Provide project-specific details

  • Native editable files. To analyze and translate any file, your translation partners need to be able to edit the text in your native document or files. It is common for customers to send PDF files for translation; however, a PDF is not a valid source file. Instead, we generally use this file type for distribution on the Web and for print. Even though they can probably work with it, it might lead to additional costs and more time due to the extra formatting required for this type of files.
  • Source and target languages (and language varieties, if applicable e.g. Spanish for Spain or Spanish for Mexico). Define the languages that you want to translate the document into and make sure to let your translation team know if some of them need to be prioritized.
  • Reference material. Have you performed translation in the past in these languages for this product/content? If yes, do you have any language assets, such as translation memories, glossaries, reference material to be used/referenced?

Share your preferred deadline or cut-off date

Your translation partners will analyze the files and provide you with an estimated delivery date however, it is important to let them know in advance if you have certain time limitations e.g. a product launch, a file submission date etc. as they might be able to tweak the workflow to meet that date.

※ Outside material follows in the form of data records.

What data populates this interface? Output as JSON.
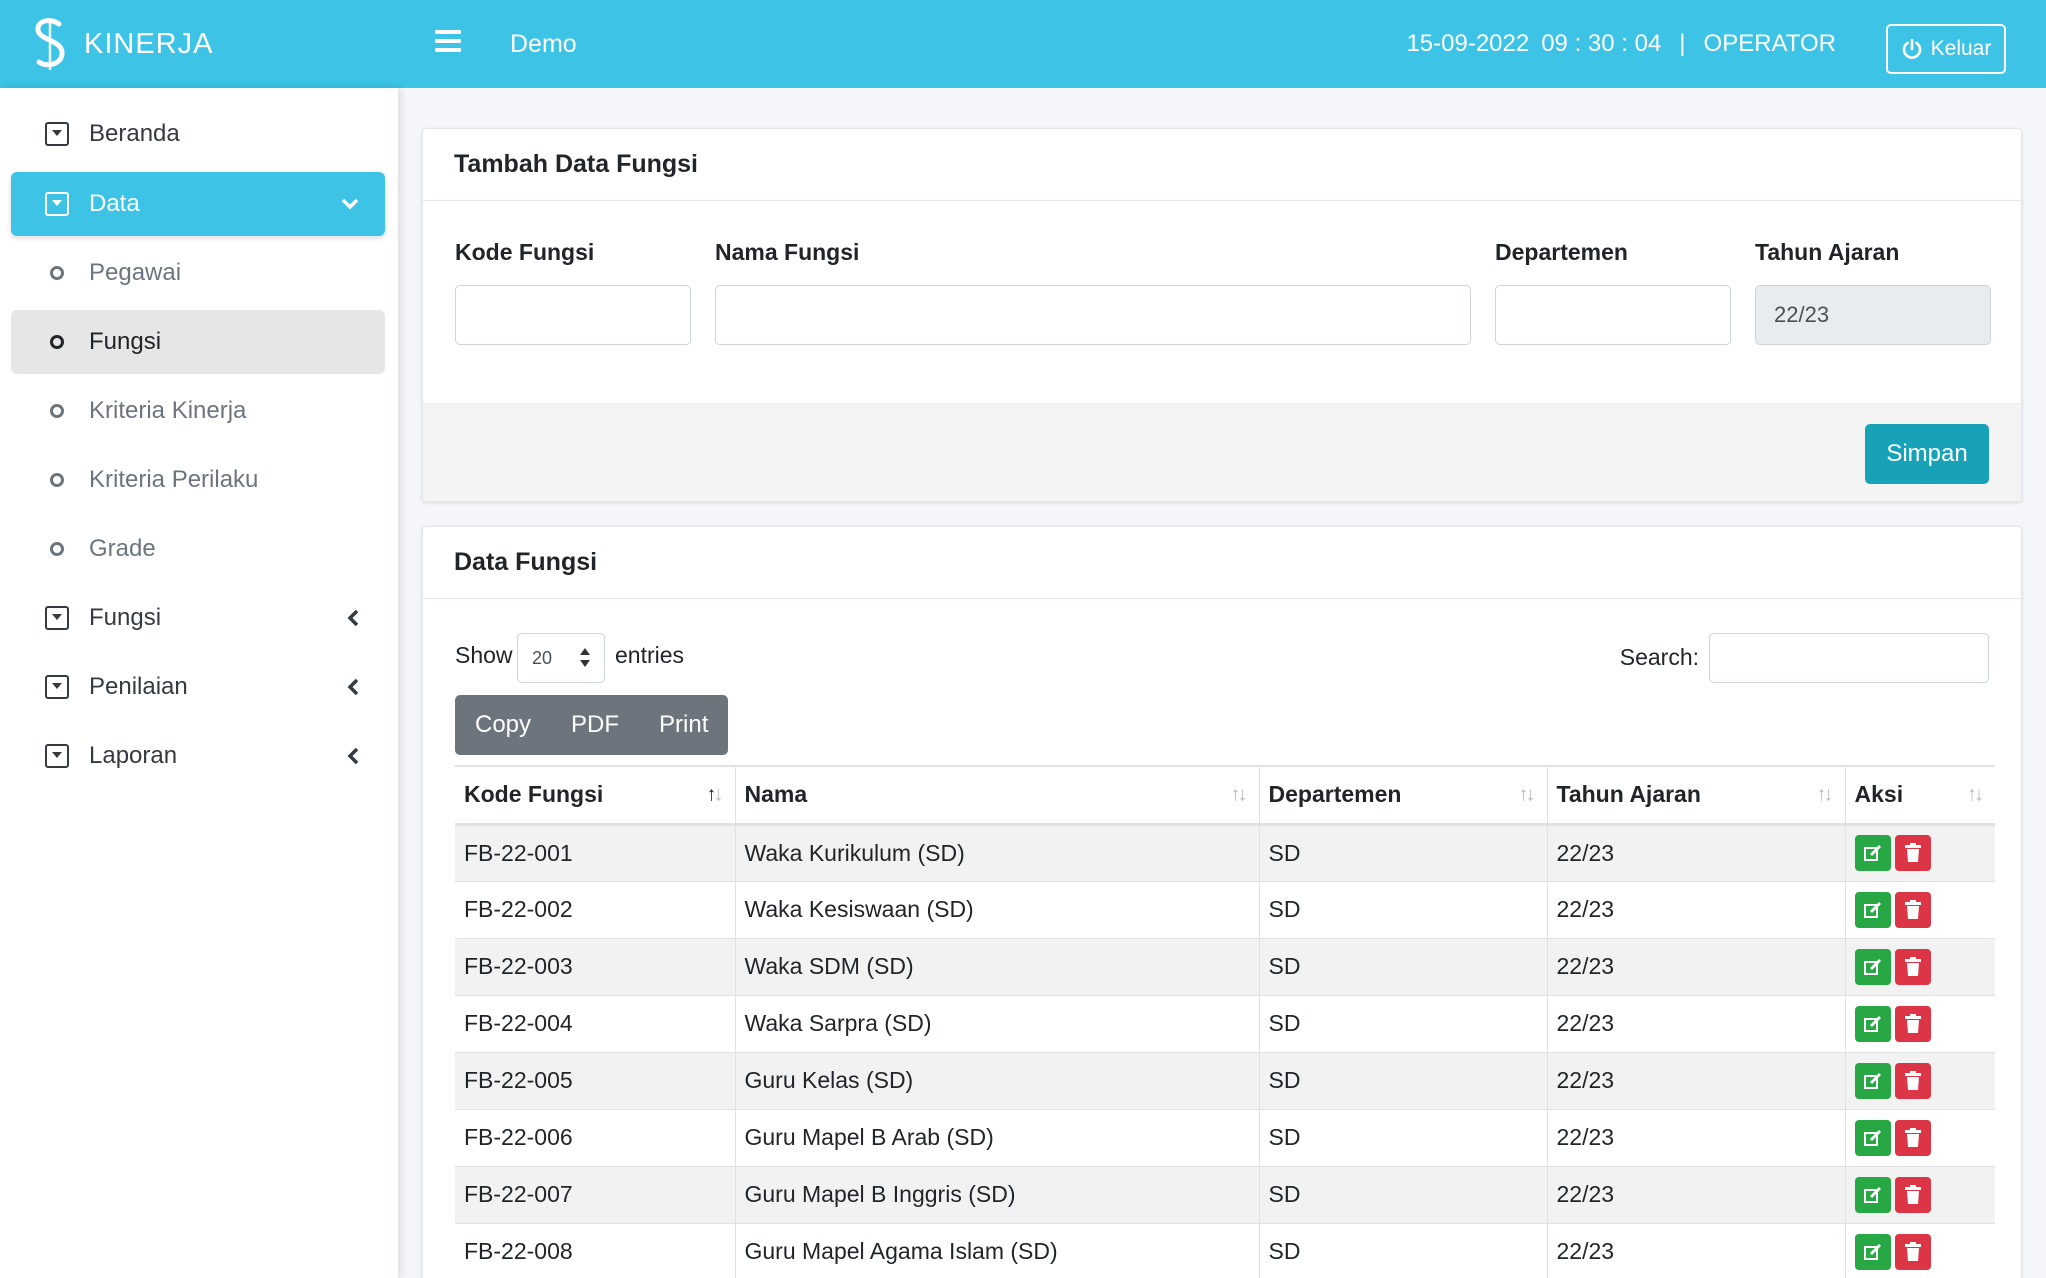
{
  "brand": {
    "name": "KINERJA"
  },
  "navbar": {
    "org": "Demo",
    "date": "15-09-2022",
    "time": "09 : 30 : 04",
    "separator": "|",
    "role": "OPERATOR",
    "logout_label": "Keluar"
  },
  "sidebar": {
    "items": [
      {
        "label": "Beranda"
      },
      {
        "label": "Data"
      },
      {
        "label": "Pegawai"
      },
      {
        "label": "Fungsi"
      },
      {
        "label": "Kriteria Kinerja"
      },
      {
        "label": "Kriteria Perilaku"
      },
      {
        "label": "Grade"
      },
      {
        "label": "Fungsi"
      },
      {
        "label": "Penilaian"
      },
      {
        "label": "Laporan"
      }
    ]
  },
  "form": {
    "title": "Tambah Data Fungsi",
    "fields": {
      "kode": {
        "label": "Kode Fungsi",
        "value": ""
      },
      "nama": {
        "label": "Nama Fungsi",
        "value": ""
      },
      "departemen": {
        "label": "Departemen",
        "value": ""
      },
      "tahun": {
        "label": "Tahun Ajaran",
        "value": "22/23"
      }
    },
    "save_label": "Simpan"
  },
  "table": {
    "title": "Data Fungsi",
    "show_label": "Show",
    "entries_value": "20",
    "entries_label": "entries",
    "search_label": "Search:",
    "buttons": {
      "copy": "Copy",
      "pdf": "PDF",
      "print": "Print"
    },
    "columns": [
      "Kode Fungsi",
      "Nama",
      "Departemen",
      "Tahun Ajaran",
      "Aksi"
    ],
    "rows": [
      {
        "kode": "FB-22-001",
        "nama": "Waka Kurikulum (SD)",
        "dept": "SD",
        "tahun": "22/23"
      },
      {
        "kode": "FB-22-002",
        "nama": "Waka Kesiswaan (SD)",
        "dept": "SD",
        "tahun": "22/23"
      },
      {
        "kode": "FB-22-003",
        "nama": "Waka SDM (SD)",
        "dept": "SD",
        "tahun": "22/23"
      },
      {
        "kode": "FB-22-004",
        "nama": "Waka Sarpra (SD)",
        "dept": "SD",
        "tahun": "22/23"
      },
      {
        "kode": "FB-22-005",
        "nama": "Guru Kelas (SD)",
        "dept": "SD",
        "tahun": "22/23"
      },
      {
        "kode": "FB-22-006",
        "nama": "Guru Mapel B Arab (SD)",
        "dept": "SD",
        "tahun": "22/23"
      },
      {
        "kode": "FB-22-007",
        "nama": "Guru Mapel B Inggris (SD)",
        "dept": "SD",
        "tahun": "22/23"
      },
      {
        "kode": "FB-22-008",
        "nama": "Guru Mapel Agama Islam (SD)",
        "dept": "SD",
        "tahun": "22/23"
      }
    ]
  },
  "colors": {
    "primary": "#3cc3e5",
    "info": "#17a2b8",
    "success": "#28a745",
    "danger": "#dc3545",
    "secondary": "#6c757d"
  },
  "icons": {
    "brand": "s-logo-icon",
    "menu": "hamburger-icon",
    "logout": "power-icon",
    "nav_item": "square-caret-icon",
    "sub_item": "circle-icon",
    "expand": "chevron-down-icon",
    "collapse": "chevron-left-icon",
    "edit": "edit-icon",
    "delete": "trash-icon"
  }
}
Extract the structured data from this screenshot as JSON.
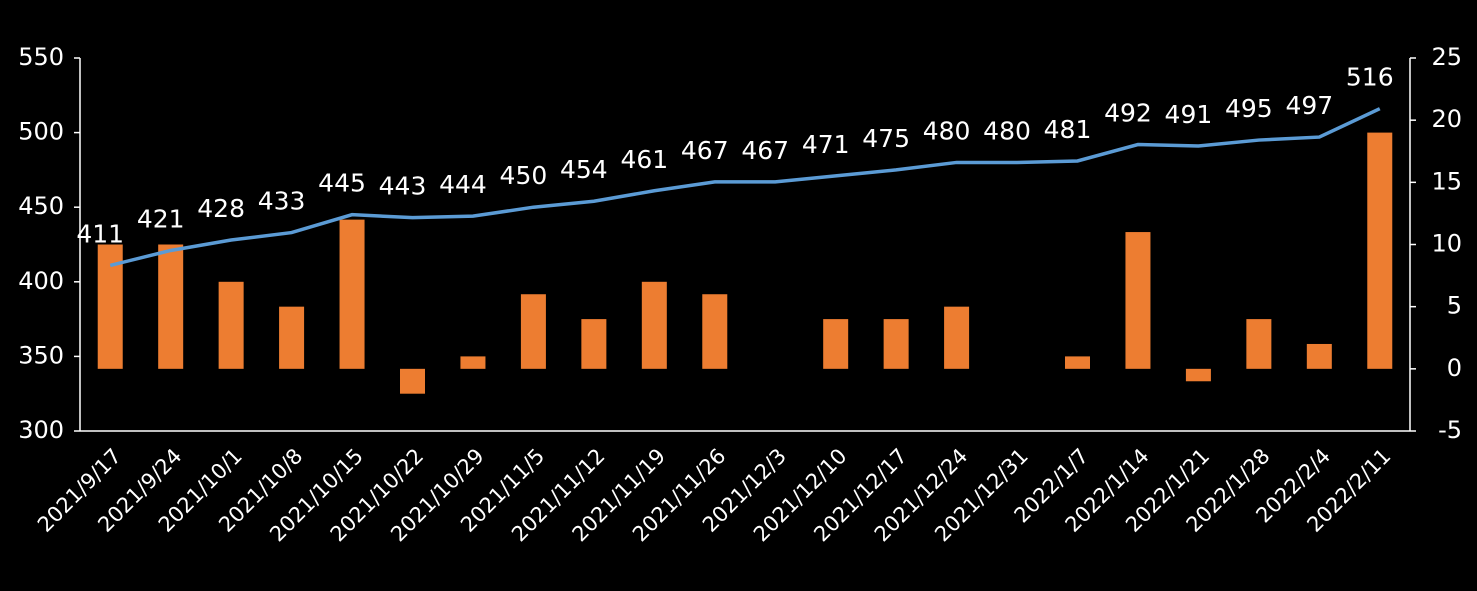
{
  "chart_data": {
    "type": "bar-line",
    "categories": [
      "2021/9/17",
      "2021/9/24",
      "2021/10/1",
      "2021/10/8",
      "2021/10/15",
      "2021/10/22",
      "2021/10/29",
      "2021/11/5",
      "2021/11/12",
      "2021/11/19",
      "2021/11/26",
      "2021/12/3",
      "2021/12/10",
      "2021/12/17",
      "2021/12/24",
      "2021/12/31",
      "2022/1/7",
      "2022/1/14",
      "2022/1/21",
      "2022/1/28",
      "2022/2/4",
      "2022/2/11"
    ],
    "series": [
      {
        "type": "bar",
        "axis": "y2",
        "color": "#ed7d31",
        "values": [
          10,
          10,
          7,
          5,
          12,
          -2,
          1,
          6,
          4,
          7,
          6,
          0,
          4,
          4,
          5,
          0,
          1,
          11,
          -1,
          4,
          2,
          19
        ]
      },
      {
        "type": "line",
        "color": "#5b9bd5",
        "values": [
          411,
          421,
          428,
          433,
          445,
          443,
          444,
          450,
          454,
          461,
          467,
          467,
          471,
          475,
          480,
          480,
          481,
          492,
          491,
          495,
          497,
          516
        ],
        "data_labels": true
      }
    ],
    "ylim": [
      300,
      550
    ],
    "yticks": [
      300,
      350,
      400,
      450,
      500,
      550
    ],
    "y2lim": [
      -5,
      25
    ],
    "y2ticks": [
      -5,
      0,
      5,
      10,
      15,
      20,
      25
    ]
  }
}
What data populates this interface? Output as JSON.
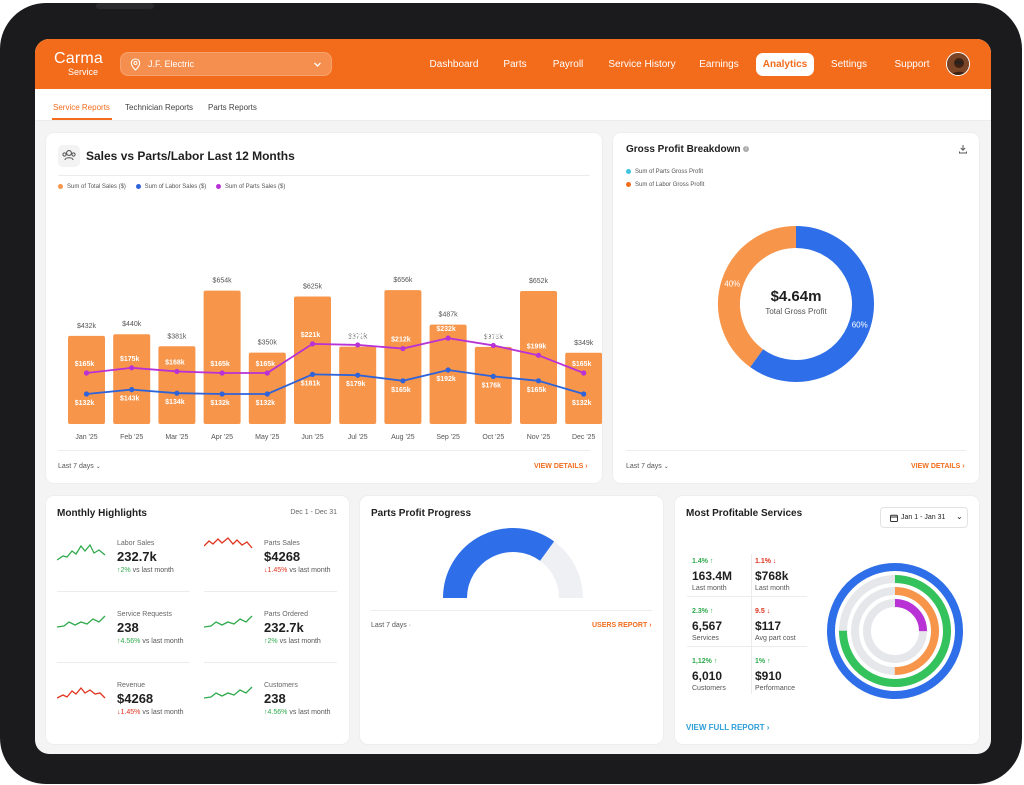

Communicate your needs and expectations

  • Are there any corporate guidelines for translation/localization or original content creation/authoring (e.g. brand guidelines, style guidelines, etc.)?
  • Do the translations you obtain go through an internal linguistic review (e.g. by your local teams/reps)?
  • What are your communication expectations from your translation partners? Do you prefer phone calls, online meetings or emails? And how often?
    Providing detailed instructions to your translation team from the beginning would help avoid confusion and any issues down the road.

Communication is key

Remember, communication, responsiveness and close collaboration are critical for the success and the timely completion of your project. It takes two to tango so be prepared and willing to respond to any translator queries that come along the way and most importantly provide your feedback at the end of the project. This will help your partners identify and resolve any possible issues, and ultimately improve the services they offer you!